While the majority of the world may choose their vocation according to how much they'll get paid in exchange for their time, how many opportunities for ego inflation through titles and promotions exist, and how impressive it will make their resume look, sensitives just can't take that same approach. When the work is meaningless, so is any money earned from it. When knowledge isn't being cultivated and shared, your mind shifts to auto-pilot. When your soul isn't nourished and expressed, you rob yourself and others of the fulfillment of destinies. Without inspiration, you forget how to breathe. You forget that you're supposed to take in the air that feeds the essence of existence. You don't spend your time living and others wither in the shade, unable to feel the warmth of your inner light.


  1. so absolutely true

  2. Thanks for your validation. Still learning to let go, follow and trust the heart rather than let the mind question its faith. =)

  3. I should be thanking you for your validation. I've been reading your blog over the last several days and I can relate to almost everything you have written. It's very comforting to know I'm not going crazy :-)

    I'm in my last semester of law school and have a graduate degree. By all accounts, I'm the epitomy of an accomplished and successful person with a bright future to look forward to. So why is it that I'm dead on the inside, a shell of the person I used to be, one step removed from spiraling into a big, black hole?

    Because an HSP doesn't measure success, contentment, and self-fulfillment by the standards imposed on us by the non-HSP world. I could care less about status, privilege, and nice cars. All the things that make others feel good about themselves, make them feel as though they matter, make me want to hang my head in shame.

    I've reached my limit and now my soul is screaming out to me, pleading with me to set it free so that it can pursue what it was always meant to, except this time I won't question its wisdom. I won't try to hinder its path by judging it as infantile, impractical, foolhardy,... Instead, I will follow its lead and let it soar.
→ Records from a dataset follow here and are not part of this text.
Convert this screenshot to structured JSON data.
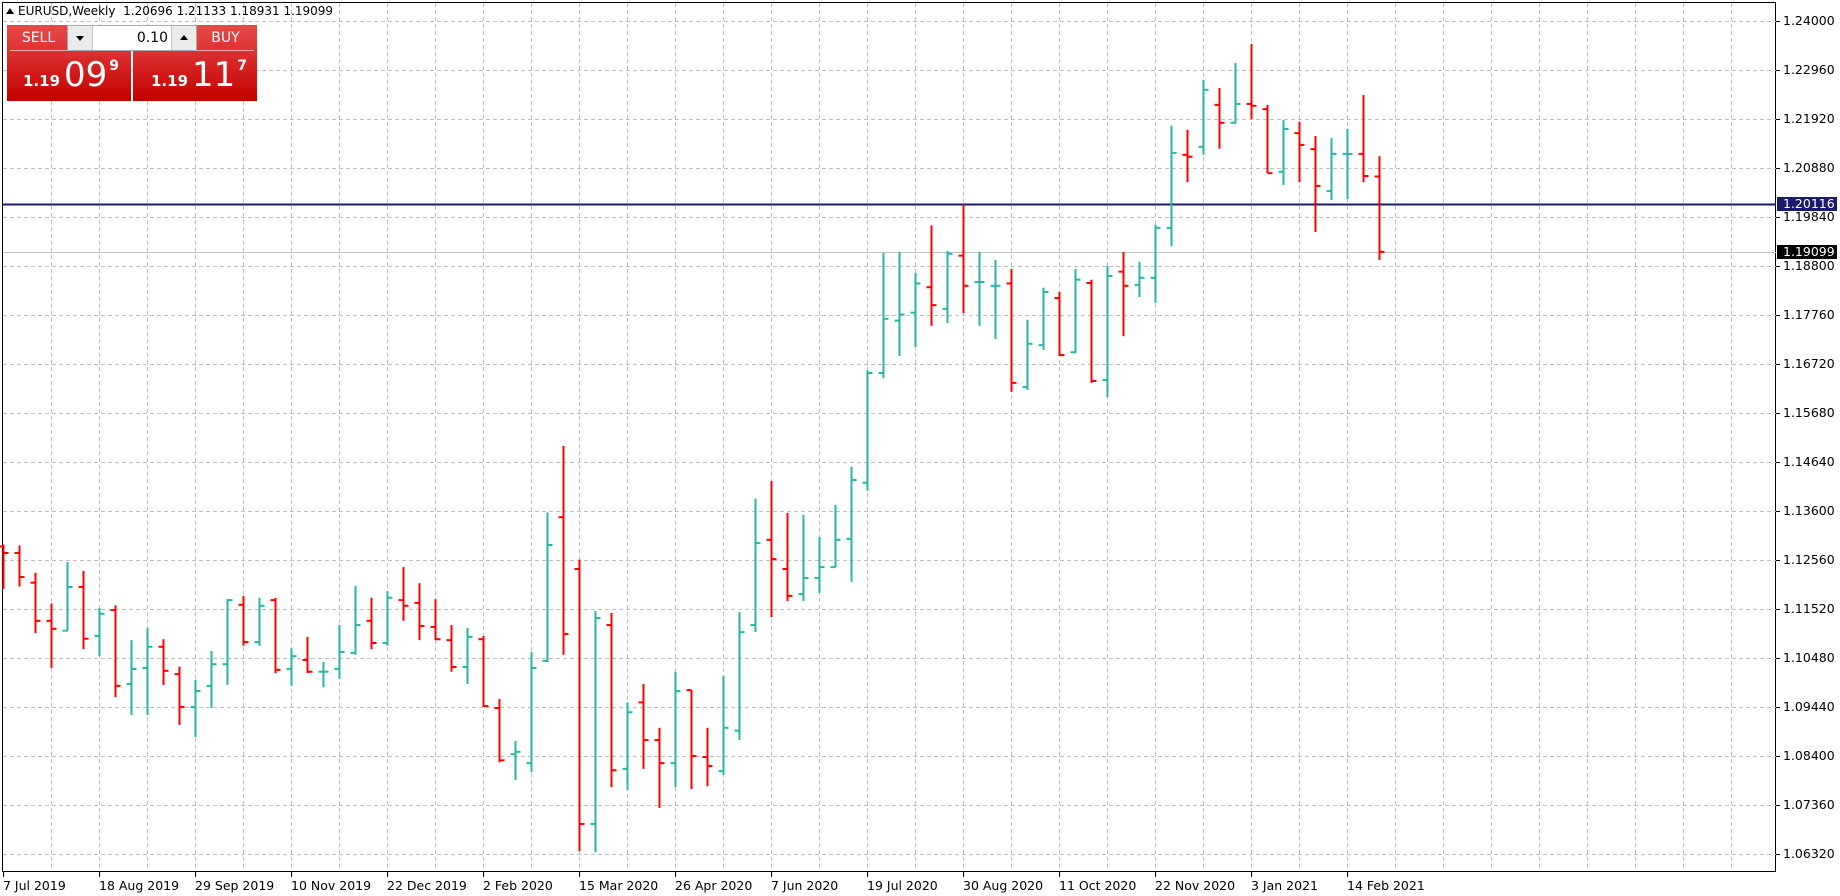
{
  "header": {
    "symbol_timeframe": "EURUSD,Weekly",
    "ohlc": "1.20696 1.21133 1.18931 1.19099"
  },
  "trade_panel": {
    "sell_label": "SELL",
    "buy_label": "BUY",
    "lot_value": "0.10",
    "sell_price": {
      "prefix": "1.19",
      "big": "09",
      "sup": "9"
    },
    "buy_price": {
      "prefix": "1.19",
      "big": "11",
      "sup": "7"
    }
  },
  "colors": {
    "bull": "#26b5a8",
    "bear": "#ff0000",
    "grid": "#c0c0c0",
    "hline": "#1a1a6e",
    "bid_line": "#c0c0c0",
    "tag_hline_bg": "#1a1a6e",
    "tag_bid_bg": "#000000"
  },
  "chart_data": {
    "type": "ohlc",
    "title": "EURUSD,Weekly",
    "xlabel": "",
    "ylabel": "",
    "ylim": [
      1.0585,
      1.2445
    ],
    "grid": true,
    "y_ticks": [
      "1.24000",
      "1.22960",
      "1.21920",
      "1.20880",
      "1.19840",
      "1.18800",
      "1.17760",
      "1.16720",
      "1.15680",
      "1.14640",
      "1.13600",
      "1.12560",
      "1.11520",
      "1.10480",
      "1.09440",
      "1.08400",
      "1.07360",
      "1.06320"
    ],
    "x_tick_labels": [
      "7 Jul 2019",
      "18 Aug 2019",
      "29 Sep 2019",
      "10 Nov 2019",
      "22 Dec 2019",
      "2 Feb 2020",
      "15 Mar 2020",
      "26 Apr 2020",
      "7 Jun 2020",
      "19 Jul 2020",
      "30 Aug 2020",
      "11 Oct 2020",
      "22 Nov 2020",
      "3 Jan 2021",
      "14 Feb 2021"
    ],
    "horizontal_line": {
      "price": "1.20116"
    },
    "bid_line": {
      "price": "1.19099"
    },
    "bars": [
      {
        "o": 1.1285,
        "h": 1.1289,
        "l": 1.1195,
        "c": 1.1271
      },
      {
        "o": 1.1271,
        "h": 1.1287,
        "l": 1.12,
        "c": 1.122
      },
      {
        "o": 1.1208,
        "h": 1.1229,
        "l": 1.1101,
        "c": 1.1127
      },
      {
        "o": 1.1127,
        "h": 1.1164,
        "l": 1.1027,
        "c": 1.111
      },
      {
        "o": 1.1106,
        "h": 1.1252,
        "l": 1.1106,
        "c": 1.1199
      },
      {
        "o": 1.1199,
        "h": 1.1233,
        "l": 1.1067,
        "c": 1.1089
      },
      {
        "o": 1.1095,
        "h": 1.1154,
        "l": 1.1052,
        "c": 1.1142
      },
      {
        "o": 1.115,
        "h": 1.116,
        "l": 1.0965,
        "c": 1.0989
      },
      {
        "o": 1.0993,
        "h": 1.1086,
        "l": 1.0927,
        "c": 1.1025
      },
      {
        "o": 1.1027,
        "h": 1.1112,
        "l": 1.0927,
        "c": 1.1072
      },
      {
        "o": 1.1072,
        "h": 1.1088,
        "l": 1.0991,
        "c": 1.1021
      },
      {
        "o": 1.1014,
        "h": 1.103,
        "l": 1.0906,
        "c": 1.0944
      },
      {
        "o": 1.0944,
        "h": 1.1002,
        "l": 1.088,
        "c": 1.0978
      },
      {
        "o": 1.0989,
        "h": 1.1063,
        "l": 1.0942,
        "c": 1.1035
      },
      {
        "o": 1.1035,
        "h": 1.1173,
        "l": 1.0991,
        "c": 1.1171
      },
      {
        "o": 1.1161,
        "h": 1.118,
        "l": 1.1074,
        "c": 1.1082
      },
      {
        "o": 1.1082,
        "h": 1.1176,
        "l": 1.1074,
        "c": 1.1159
      },
      {
        "o": 1.1171,
        "h": 1.1176,
        "l": 1.1016,
        "c": 1.1023
      },
      {
        "o": 1.1025,
        "h": 1.1069,
        "l": 1.0989,
        "c": 1.1052
      },
      {
        "o": 1.1044,
        "h": 1.1093,
        "l": 1.1016,
        "c": 1.1019
      },
      {
        "o": 1.1019,
        "h": 1.104,
        "l": 1.0986,
        "c": 1.1019
      },
      {
        "o": 1.1025,
        "h": 1.1118,
        "l": 1.1004,
        "c": 1.1061
      },
      {
        "o": 1.1059,
        "h": 1.1201,
        "l": 1.1055,
        "c": 1.1118
      },
      {
        "o": 1.1127,
        "h": 1.1176,
        "l": 1.1067,
        "c": 1.108
      },
      {
        "o": 1.108,
        "h": 1.119,
        "l": 1.1074,
        "c": 1.1176
      },
      {
        "o": 1.1171,
        "h": 1.1241,
        "l": 1.1127,
        "c": 1.1159
      },
      {
        "o": 1.1165,
        "h": 1.1207,
        "l": 1.1086,
        "c": 1.1116
      },
      {
        "o": 1.1114,
        "h": 1.1173,
        "l": 1.1086,
        "c": 1.1088
      },
      {
        "o": 1.1086,
        "h": 1.1118,
        "l": 1.1019,
        "c": 1.1029
      },
      {
        "o": 1.1029,
        "h": 1.1112,
        "l": 1.0993,
        "c": 1.1093
      },
      {
        "o": 1.1088,
        "h": 1.1095,
        "l": 1.0944,
        "c": 1.0946
      },
      {
        "o": 1.0942,
        "h": 1.0961,
        "l": 1.0827,
        "c": 1.0831
      },
      {
        "o": 1.0844,
        "h": 1.0872,
        "l": 1.0789,
        "c": 1.0849
      },
      {
        "o": 1.0825,
        "h": 1.1061,
        "l": 1.0806,
        "c": 1.1027
      },
      {
        "o": 1.1042,
        "h": 1.1357,
        "l": 1.104,
        "c": 1.1288
      },
      {
        "o": 1.1347,
        "h": 1.1498,
        "l": 1.1055,
        "c": 1.1099
      },
      {
        "o": 1.1237,
        "h": 1.1257,
        "l": 1.0638,
        "c": 1.0696
      },
      {
        "o": 1.0696,
        "h": 1.1148,
        "l": 1.0636,
        "c": 1.1133
      },
      {
        "o": 1.1118,
        "h": 1.1144,
        "l": 1.0774,
        "c": 1.081
      },
      {
        "o": 1.0813,
        "h": 1.0954,
        "l": 1.0768,
        "c": 1.0933
      },
      {
        "o": 1.0954,
        "h": 1.0993,
        "l": 1.0813,
        "c": 1.0874
      },
      {
        "o": 1.0874,
        "h": 1.09,
        "l": 1.073,
        "c": 1.0825
      },
      {
        "o": 1.0825,
        "h": 1.1019,
        "l": 1.0774,
        "c": 1.0978
      },
      {
        "o": 1.098,
        "h": 1.098,
        "l": 1.077,
        "c": 1.084
      },
      {
        "o": 1.0838,
        "h": 1.09,
        "l": 1.0776,
        "c": 1.0819
      },
      {
        "o": 1.0808,
        "h": 1.101,
        "l": 1.08,
        "c": 1.09
      },
      {
        "o": 1.0894,
        "h": 1.1146,
        "l": 1.0874,
        "c": 1.1103
      },
      {
        "o": 1.1118,
        "h": 1.1386,
        "l": 1.1103,
        "c": 1.1292
      },
      {
        "o": 1.1299,
        "h": 1.1424,
        "l": 1.1135,
        "c": 1.1258
      },
      {
        "o": 1.1237,
        "h": 1.1356,
        "l": 1.1169,
        "c": 1.118
      },
      {
        "o": 1.1184,
        "h": 1.1352,
        "l": 1.1169,
        "c": 1.1218
      },
      {
        "o": 1.1218,
        "h": 1.1305,
        "l": 1.1186,
        "c": 1.1241
      },
      {
        "o": 1.1241,
        "h": 1.1373,
        "l": 1.1241,
        "c": 1.1299
      },
      {
        "o": 1.1301,
        "h": 1.1454,
        "l": 1.121,
        "c": 1.1426
      },
      {
        "o": 1.142,
        "h": 1.1659,
        "l": 1.1403,
        "c": 1.1653
      },
      {
        "o": 1.1653,
        "h": 1.1908,
        "l": 1.1642,
        "c": 1.1768
      },
      {
        "o": 1.1764,
        "h": 1.191,
        "l": 1.1689,
        "c": 1.1777
      },
      {
        "o": 1.1781,
        "h": 1.1865,
        "l": 1.1708,
        "c": 1.1843
      },
      {
        "o": 1.1835,
        "h": 1.1966,
        "l": 1.1753,
        "c": 1.1797
      },
      {
        "o": 1.1789,
        "h": 1.1912,
        "l": 1.1759,
        "c": 1.1906
      },
      {
        "o": 1.1902,
        "h": 1.2011,
        "l": 1.178,
        "c": 1.1838
      },
      {
        "o": 1.1846,
        "h": 1.191,
        "l": 1.1753,
        "c": 1.1846
      },
      {
        "o": 1.1838,
        "h": 1.1893,
        "l": 1.1725,
        "c": 1.1838
      },
      {
        "o": 1.1843,
        "h": 1.1874,
        "l": 1.1613,
        "c": 1.1632
      },
      {
        "o": 1.1623,
        "h": 1.1766,
        "l": 1.1617,
        "c": 1.1715
      },
      {
        "o": 1.1712,
        "h": 1.1834,
        "l": 1.1702,
        "c": 1.1825
      },
      {
        "o": 1.1812,
        "h": 1.1825,
        "l": 1.1689,
        "c": 1.1691
      },
      {
        "o": 1.1697,
        "h": 1.1874,
        "l": 1.1695,
        "c": 1.1851
      },
      {
        "o": 1.1844,
        "h": 1.1851,
        "l": 1.1632,
        "c": 1.1636
      },
      {
        "o": 1.1638,
        "h": 1.188,
        "l": 1.1602,
        "c": 1.1859
      },
      {
        "o": 1.1868,
        "h": 1.191,
        "l": 1.1731,
        "c": 1.1838
      },
      {
        "o": 1.184,
        "h": 1.1889,
        "l": 1.1814,
        "c": 1.1855
      },
      {
        "o": 1.1855,
        "h": 1.1968,
        "l": 1.1802,
        "c": 1.1961
      },
      {
        "o": 1.1961,
        "h": 1.2178,
        "l": 1.1922,
        "c": 1.212
      },
      {
        "o": 1.2116,
        "h": 1.2169,
        "l": 1.2058,
        "c": 1.2112
      },
      {
        "o": 1.2133,
        "h": 1.2275,
        "l": 1.2116,
        "c": 1.2254
      },
      {
        "o": 1.2222,
        "h": 1.2258,
        "l": 1.2129,
        "c": 1.2184
      },
      {
        "o": 1.2184,
        "h": 1.2311,
        "l": 1.2182,
        "c": 1.2224
      },
      {
        "o": 1.2224,
        "h": 1.2351,
        "l": 1.2192,
        "c": 1.222
      },
      {
        "o": 1.2213,
        "h": 1.2222,
        "l": 1.2077,
        "c": 1.2077
      },
      {
        "o": 1.208,
        "h": 1.219,
        "l": 1.2052,
        "c": 1.2171
      },
      {
        "o": 1.2162,
        "h": 1.2186,
        "l": 1.2058,
        "c": 1.2137
      },
      {
        "o": 1.2128,
        "h": 1.2156,
        "l": 1.1952,
        "c": 1.205
      },
      {
        "o": 1.2039,
        "h": 1.2152,
        "l": 1.202,
        "c": 1.2118
      },
      {
        "o": 1.2118,
        "h": 1.2171,
        "l": 1.2022,
        "c": 1.2118
      },
      {
        "o": 1.2118,
        "h": 1.2243,
        "l": 1.2058,
        "c": 1.2071
      },
      {
        "o": 1.207,
        "h": 1.2113,
        "l": 1.1893,
        "c": 1.191
      }
    ]
  }
}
    All of this to let you know you are not alone.

  4. Exactly. I completely agree. I could care less about status and privilege either, in the non-HSP sense. Like you, I'm near the end of a graduate program that I'm now wondering why I pursued in the first place. I have plans to move on and hopefully pursue what I really want to do, but it's very difficult to finish an MBA program when you view the business world and its practices as bull. Thank you for sharing your thoughts; very soulful by the way. It is comforting to know that others view the world the same way. =)

  5. Ms. Elizabeth, you are Awsom!!!.
    I AM AMAZED how you know so much about my Sensitivity and my inner makings. I have finally discovered my passion in writing. I never used or nourished my Creative Genius since i was a little girl bullied and teased in elementary School. back then I loved music and learned how to read it. I played the bells, autoharp, exzylophone, and my favorite the Violin. I also sang in the school chorus and the church choir. I was stuffing a lot of pain and my musical passion ended there. After 23 years I am completing my autobiography that I started in 1991.
    My soul has not been nourished for a long time.
    Thank you for you insights, wisdom and knowledge.